Autre paradoxe : nul, pas même Dieu, ne peut faire que le passé soit autrement que ce qu’il fut. Tout, même un imperceptible grain de poussière, fait le futur tel ou tel qu’il sera. Pour passer de l’un de ces extrêmes à l’autre, un point évanescent.

Dans le temps, le voyageur est comme un objet qu’on aurait jeté au milieu d’un grand fleuve : poussé par le passé, tiré par le futur, il est emporté par le courant.
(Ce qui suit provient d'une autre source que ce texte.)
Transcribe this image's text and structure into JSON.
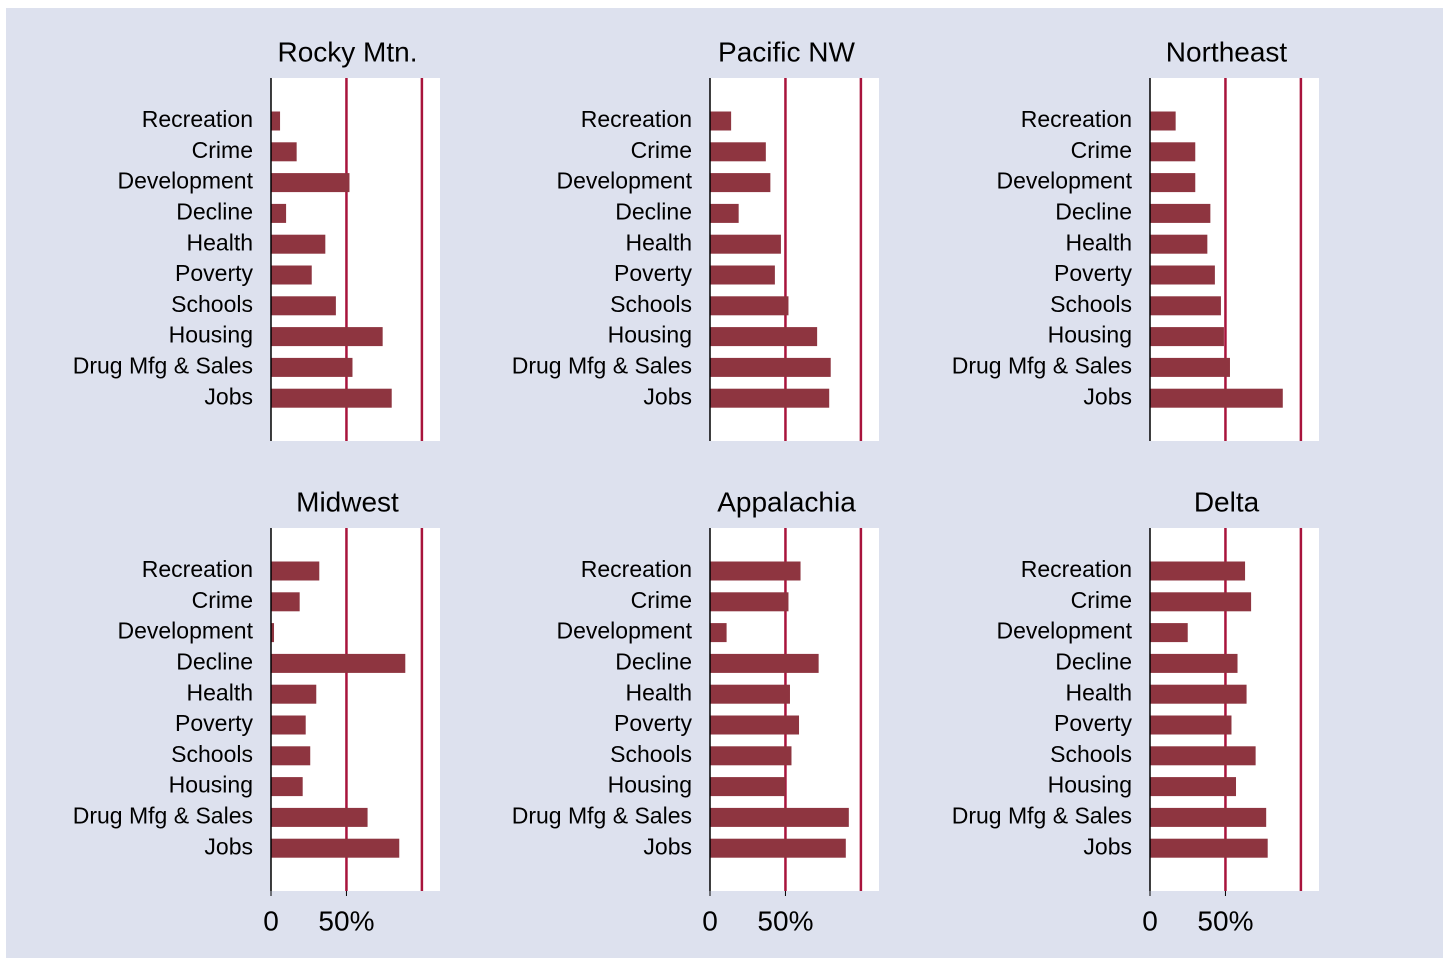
{
  "chart_data": [
    {
      "type": "hbar",
      "title": "Rocky Mtn.",
      "categories": [
        "Recreation",
        "Crime",
        "Development",
        "Decline",
        "Health",
        "Poverty",
        "Schools",
        "Housing",
        "Drug Mfg & Sales",
        "Jobs"
      ],
      "values": [
        6,
        17,
        52,
        10,
        36,
        27,
        43,
        74,
        54,
        80
      ],
      "color": "#8e3540",
      "xlim": [
        0,
        112
      ],
      "reference_lines": [
        50,
        100
      ],
      "line_color": "#a8143c"
    },
    {
      "type": "hbar",
      "title": "Pacific NW",
      "categories": [
        "Recreation",
        "Crime",
        "Development",
        "Decline",
        "Health",
        "Poverty",
        "Schools",
        "Housing",
        "Drug Mfg & Sales",
        "Jobs"
      ],
      "values": [
        14,
        37,
        40,
        19,
        47,
        43,
        52,
        71,
        80,
        79
      ],
      "color": "#8e3540",
      "xlim": [
        0,
        112
      ],
      "reference_lines": [
        50,
        100
      ],
      "line_color": "#a8143c"
    },
    {
      "type": "hbar",
      "title": "Northeast",
      "categories": [
        "Recreation",
        "Crime",
        "Development",
        "Decline",
        "Health",
        "Poverty",
        "Schools",
        "Housing",
        "Drug Mfg & Sales",
        "Jobs"
      ],
      "values": [
        17,
        30,
        30,
        40,
        38,
        43,
        47,
        49,
        53,
        88
      ],
      "color": "#8e3540",
      "xlim": [
        0,
        112
      ],
      "reference_lines": [
        50,
        100
      ],
      "line_color": "#a8143c"
    },
    {
      "type": "hbar",
      "title": "Midwest",
      "categories": [
        "Recreation",
        "Crime",
        "Development",
        "Decline",
        "Health",
        "Poverty",
        "Schools",
        "Housing",
        "Drug Mfg & Sales",
        "Jobs"
      ],
      "values": [
        32,
        19,
        2,
        89,
        30,
        23,
        26,
        21,
        64,
        85
      ],
      "color": "#8e3540",
      "xlim": [
        0,
        112
      ],
      "xticks": [
        0,
        {
          "value": 50,
          "label": "50%"
        }
      ],
      "reference_lines": [
        50,
        100
      ],
      "line_color": "#a8143c"
    },
    {
      "type": "hbar",
      "title": "Appalachia",
      "categories": [
        "Recreation",
        "Crime",
        "Development",
        "Decline",
        "Health",
        "Poverty",
        "Schools",
        "Housing",
        "Drug Mfg & Sales",
        "Jobs"
      ],
      "values": [
        60,
        52,
        11,
        72,
        53,
        59,
        54,
        50,
        92,
        90
      ],
      "color": "#8e3540",
      "xlim": [
        0,
        112
      ],
      "xticks": [
        0,
        {
          "value": 50,
          "label": "50%"
        }
      ],
      "reference_lines": [
        50,
        100
      ],
      "line_color": "#a8143c"
    },
    {
      "type": "hbar",
      "title": "Delta",
      "categories": [
        "Recreation",
        "Crime",
        "Development",
        "Decline",
        "Health",
        "Poverty",
        "Schools",
        "Housing",
        "Drug Mfg & Sales",
        "Jobs"
      ],
      "values": [
        63,
        67,
        25,
        58,
        64,
        54,
        70,
        57,
        77,
        78
      ],
      "color": "#8e3540",
      "xlim": [
        0,
        112
      ],
      "xticks": [
        0,
        {
          "value": 50,
          "label": "50%"
        }
      ],
      "reference_lines": [
        50,
        100
      ],
      "line_color": "#a8143c"
    }
  ]
}
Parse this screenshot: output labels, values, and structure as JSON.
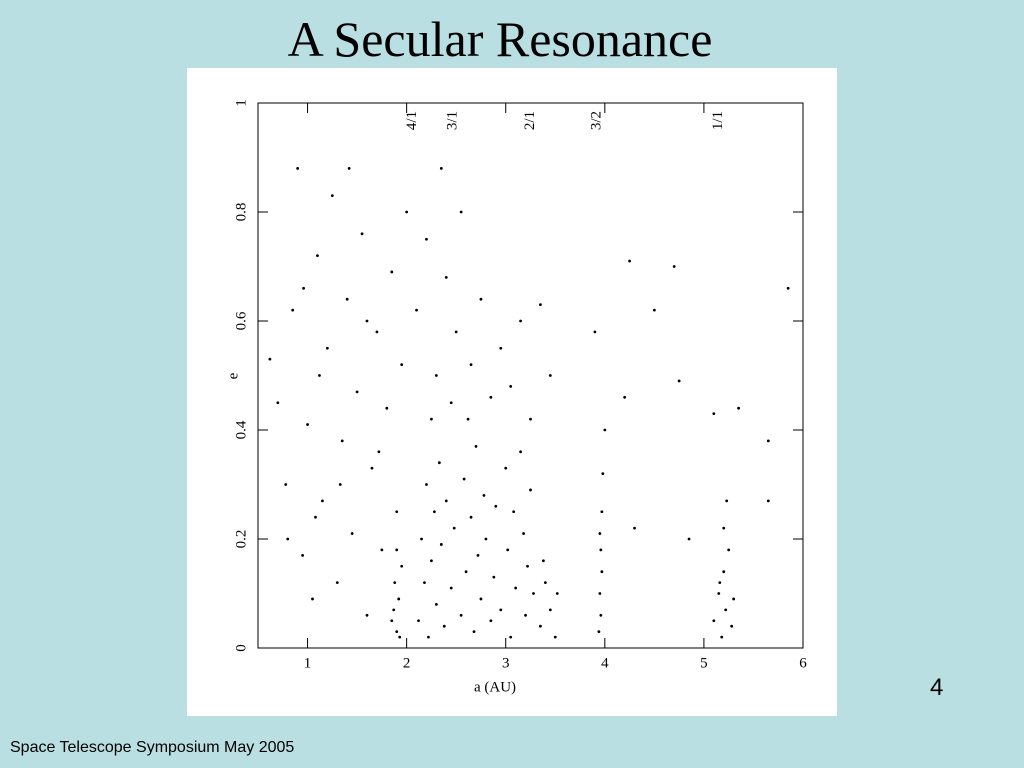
{
  "slide": {
    "title": "A Secular Resonance",
    "footer": "Space Telescope Symposium May 2005",
    "page_number": "4"
  },
  "chart_data": {
    "type": "scatter",
    "xlabel": "a (AU)",
    "ylabel": "e",
    "color": "#000000",
    "xlim": [
      0.5,
      6
    ],
    "ylim": [
      0,
      1
    ],
    "xticks": [
      1,
      2,
      3,
      4,
      5,
      6
    ],
    "yticks": [
      0,
      0.2,
      0.4,
      0.6,
      0.8,
      1
    ],
    "annotations": [
      {
        "text": "4/1",
        "x": 2.06
      },
      {
        "text": "3/1",
        "x": 2.47
      },
      {
        "text": "2/1",
        "x": 3.25
      },
      {
        "text": "3/2",
        "x": 3.92
      },
      {
        "text": "1/1",
        "x": 5.15
      }
    ],
    "x": [
      0.62,
      0.7,
      0.78,
      0.85,
      0.9,
      0.95,
      1.0,
      1.05,
      1.1,
      1.15,
      1.2,
      1.25,
      1.3,
      1.35,
      1.4,
      1.45,
      1.5,
      1.55,
      1.6,
      1.65,
      1.7,
      1.75,
      1.8,
      1.85,
      1.9,
      1.95,
      2.0,
      0.8,
      1.12,
      1.42,
      1.6,
      1.33,
      0.96,
      1.72,
      1.08,
      1.85,
      1.88,
      1.9,
      1.92,
      1.95,
      1.87,
      1.93,
      1.9,
      2.12,
      2.15,
      2.18,
      2.2,
      2.22,
      2.25,
      2.28,
      2.3,
      2.33,
      2.35,
      2.38,
      2.4,
      2.45,
      2.48,
      2.55,
      2.58,
      2.6,
      2.62,
      2.65,
      2.68,
      2.7,
      2.72,
      2.75,
      2.78,
      2.8,
      2.85,
      2.88,
      2.9,
      2.95,
      3.0,
      3.02,
      3.05,
      3.08,
      3.1,
      3.15,
      3.18,
      3.2,
      3.22,
      3.25,
      3.28,
      2.1,
      2.2,
      2.3,
      2.4,
      2.45,
      2.5,
      2.55,
      2.65,
      2.75,
      2.85,
      2.95,
      3.05,
      3.15,
      3.25,
      3.35,
      2.35,
      2.25,
      3.45,
      3.35,
      3.4,
      3.45,
      3.5,
      3.38,
      3.52,
      3.94,
      3.95,
      3.96,
      3.97,
      3.98,
      3.96,
      3.97,
      3.95,
      4.0,
      5.1,
      5.15,
      5.18,
      5.2,
      5.22,
      5.25,
      5.28,
      5.2,
      5.16,
      5.3,
      5.23,
      3.9,
      4.25,
      4.2,
      4.5,
      4.7,
      4.75,
      5.1,
      5.35,
      5.65,
      5.85,
      4.3,
      4.85,
      5.65
    ],
    "values": [
      0.53,
      0.45,
      0.3,
      0.62,
      0.88,
      0.17,
      0.41,
      0.09,
      0.72,
      0.27,
      0.55,
      0.83,
      0.12,
      0.38,
      0.64,
      0.21,
      0.47,
      0.76,
      0.06,
      0.33,
      0.58,
      0.18,
      0.44,
      0.69,
      0.25,
      0.52,
      0.8,
      0.2,
      0.5,
      0.88,
      0.6,
      0.3,
      0.66,
      0.36,
      0.24,
      0.05,
      0.12,
      0.03,
      0.09,
      0.15,
      0.07,
      0.02,
      0.18,
      0.05,
      0.2,
      0.12,
      0.3,
      0.02,
      0.16,
      0.25,
      0.08,
      0.34,
      0.19,
      0.04,
      0.27,
      0.11,
      0.22,
      0.06,
      0.31,
      0.14,
      0.42,
      0.24,
      0.03,
      0.37,
      0.17,
      0.09,
      0.28,
      0.2,
      0.05,
      0.13,
      0.26,
      0.07,
      0.33,
      0.18,
      0.02,
      0.25,
      0.11,
      0.36,
      0.21,
      0.06,
      0.15,
      0.29,
      0.1,
      0.62,
      0.75,
      0.5,
      0.68,
      0.45,
      0.58,
      0.8,
      0.52,
      0.64,
      0.46,
      0.55,
      0.48,
      0.6,
      0.42,
      0.63,
      0.88,
      0.42,
      0.5,
      0.04,
      0.12,
      0.07,
      0.02,
      0.16,
      0.1,
      0.03,
      0.1,
      0.18,
      0.25,
      0.32,
      0.06,
      0.14,
      0.21,
      0.4,
      0.05,
      0.1,
      0.02,
      0.14,
      0.07,
      0.18,
      0.04,
      0.22,
      0.12,
      0.09,
      0.27,
      0.58,
      0.71,
      0.46,
      0.62,
      0.7,
      0.49,
      0.43,
      0.44,
      0.38,
      0.66,
      0.22,
      0.2,
      0.27
    ]
  }
}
Comment, plongé dans l’onde insaisissable du présent, pourrait-il conserver la moindre stabilité ?

À la fois tiré vers le passé par ses remords et ses regrets, poussé vers le futur par ses craintes et ses appréhensions, comment, écartelé sur le fil imperceptible du présent, pourrait-il esquisser le moindre mouvement ?

Commencer par choisir mes points d’ancrage dans le passé : ils serviront d’appui pour me décoller du reste. Ce dont je ne me rappelle pas avec plaisir, le dissoudre, et l’oublier. Le souvenir devient alors éclairant. Choisir mes points d’ancrage dans le futur : ce que j’ai promis, le tenir. L’attente devient alors active. Je change ainsi, non pas le passé, mais le poids du passé. Je détermine, non pas le futur, mais le sens du futur.

Peu à peu, le temps apparaît comme ce qu’il est depuis toujours : rien. Le rien du présent est le tout du temps. Et Tout est dans ce Rien. Y compris mes souvenirs, y compris mes attentes. Mais ce n’est plus moi maintenant qui choisis mon passé, mon futur — c’est mon présent. Le rien de mon présent.

Dans la matière désagrégée du temps, le voyageur se meut librement. Dans l’eau étale du moment présent, le poisson est heureux.